Crowdfunding number two: First report
It is three months since this project became public, but we have hardly received any contributions –
Why? Friends of Tiko do not yet know about the CROWDFUNDING PROJECT because
a) Our newsletter had been delayed, as I was out of the country
b) Then Lorraine, our wonderful editor for many years fell and badly broke her back and is only just now starting to smile again, but certainly not sitting and typing
c) Claire, who kindlily took over, found that a job, a full-time study, an energetic toddler and a travelling husband make for long delay – the newsletter it due any day, please write to me at email@example.com if you would like to know what kept us so busy (our newsletter are also available here:on our website )
d) On our end, ‘load-shedding’ of 16 hours a day and more on weekends did not help communication – we just learn that it will be three more hours!
We were to start this crowdfunding project properly a month ago, when there was another interruption: One intensive rainfall of two days seemed to start the rainy season at least six weeks early and immediately the crew were given two days off a week to work in their fields and distribution of first seeds for planting was started. Since, we have had nothing but extremely hot days, though.
Last week weigh-ins have started. Yet, the project is more timely now than ever.
The food situation in the country is dismal. Although the Eastern Province was less unfortunate than the rest who had a devastating drought, our harvest is never enough to last until the next harvest and – we did not manage to buy enough crops to help out till next April – there simply was not enough to buy! A way of finding a balanced diet with the limited supplies is more important than ever.
We have started interviews and have called in the under-five cards.
Results so far
We have baseline data of our crew from March/April and can compare their information on their ‘yesterday’s diet’ with that of the village women we interviewed in our first crowdfunding project 18 months ago.
We expect our crew to have a better diet, as those women were chosen because of having under-five children with malnutrition and do not live close to the action.
From meal components mentioned
- Maize village group 55% - Tiko 44%
- Vegetable 23 27
- Protein 9 14
- Legumes 12 15
As to two extra meals for the under-fives,
the villages gave 27%, Tiko 59%
Interpretation: The differences are all in the expected direction.
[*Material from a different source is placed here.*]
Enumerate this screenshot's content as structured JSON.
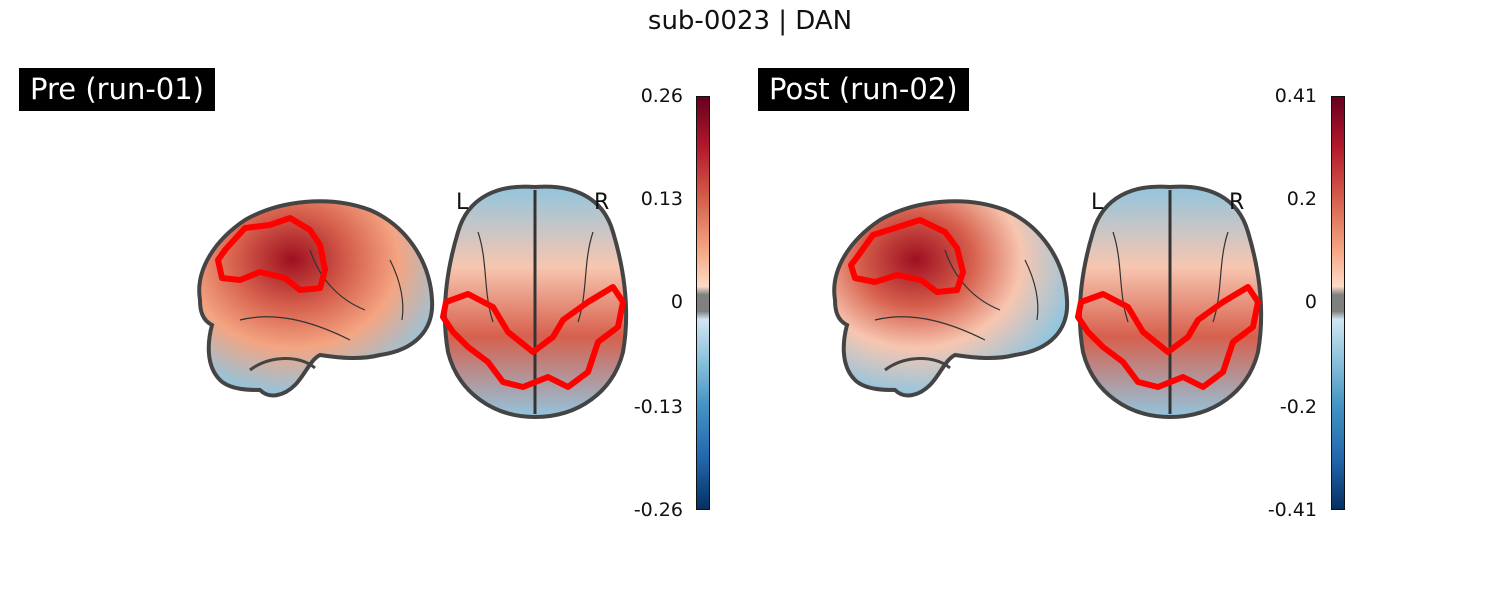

Significant differences indicate that the Tiko group are eating less starch and are eating more vegetables and protein. Crowdfunding in the villages happened in September, when there tends to be more variety of food, yet the Tiko group eat better. Also, more than double the number of extra portions were given in the Tiko group. Again that may be significant, since the village women were told about the need to give extra meals to under-fives every time they were visited by Tiko facilitators and should have made an effort, given that there was more food variety at their time.
The future. We will start distributing the extra protein now. The problem, however, will be the availability of food – will there be enough Moringa when there is a drought? And, will cowpeas work – there were very few groundnuts in the market, while groundnuts were many. Not that we doubt the combination of cowpweas, which are legumes, with Moringa to provide protein. Rather, groundnuts are traditionally pounded and prepared as vegetable, so that it is no big deal to add Moringa . But, is it the same for cowpeas, which are traditionally cooked as they are?
We will also review the question of foodboxes. We are sure to find many more reasons why change of diet with individual differences is difficult to achieve, especially when the preferred recipient changes from the big boss to the smallest part of the group, the under-five child. We are looking forward to being able to give you valuable and interesting results next time.
We have not yet analysed the data from the under-five children, as not all carers go to the weigh-in regularly every month. Also names do not easily indicate who they belong to – to anybody from the Tiko crew or to the other parents and carers from the early childhood centre. Many children in the Tiko families are now the grandchildren of our volunteer workers and in this system have totally different names, as have the children who are kept as ‘dependents’. Distribution of ONENEPA will start immediately we have received all the cards with the latest data.
Likewise, the number of clinic visits should be less for people who eat a more balanced diet. As to weight loss, on the other hand that is not necessarily so – is not weight loss for obesity often associated with a diet high in protein? But, weighing the adults (and thereby the older children) is a good entry point to ask questions about diet and clinic visits.
If praying for rain was working, we would ask for your help with that, but mainly we ask you for help to have enough food supplies not only for the recipient of help, but also for the organizers – any extra effort, any group meeting, means the provision of some food by Tiko. Famine is here and we are in trouble. Zikomo kwambiri – thanks so much.